* I shall not bother the reader with technical terms like 'homeoplasy', 'convergence', 'parallelism', which are merely descriptive, but not explanatory.
The conclusion which emerges from all this is that there must be unitary laws underlying evolutionary variety, permitting unlimited variations on a limited number of themes. Translated into our terminology, this means that the evolutionary process, like all hierarchic operations, is governed by fixed canons, and guided by adaptable strategies.
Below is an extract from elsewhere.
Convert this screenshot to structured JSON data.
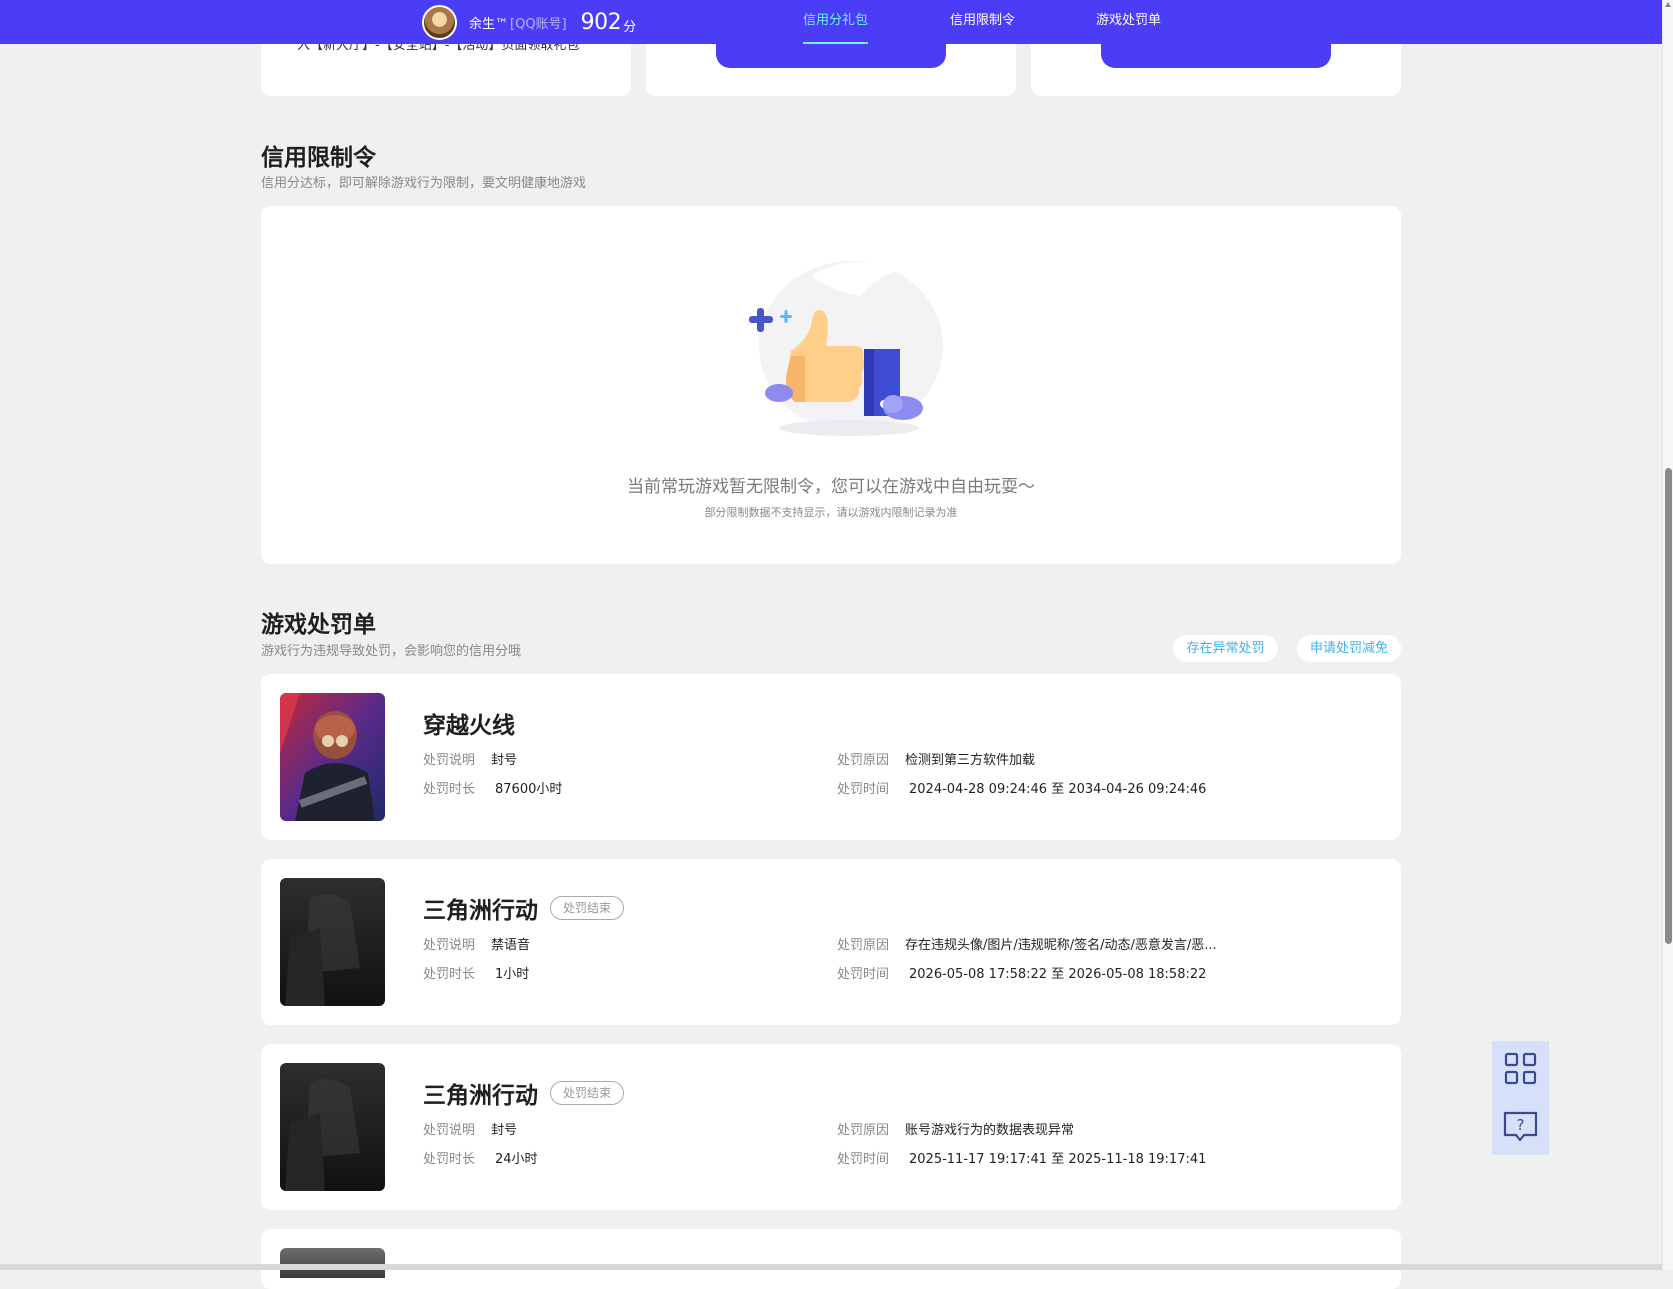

The latter are partly (see below) accounted for by the selective pressures of the environment -- predators, competitors, etc.; but the laws which confine possible evolutionary advances to certain main avenues cannot be defined in terms of these external factors which only enter into action after a change proposed by mutating genes has been approved and passed muster at the successive Kremlin gates of the organism's internal controls. These internal controls define the 'evolutionary canon'.
Several eminent biologists have in recent years toyed with this idea, but without spelling out its profound implications.* Thus von Bertalanffy wrote: 'While fully appreciating modern selection theory, we nevertheless arrive at an essentially different view of evolution. It appears to be not a series of accidents, the course of which is determined only by the change of environments during earth history and the resulting struggle for existence, which leads to selection within a chaotic material of mutations . . . but is governed by definite laws, and we believe that the discovery of these laws constitutes one of the most important tasks of the future.' [13] Waddington and Hardy have both rediscovered Goethe's notion of archetypal forms; Helen Spurway concluded from the evidence of homology that the organism has only 'a restricted mutation spectrum' which 'determines its possibilities of evolution'. [14]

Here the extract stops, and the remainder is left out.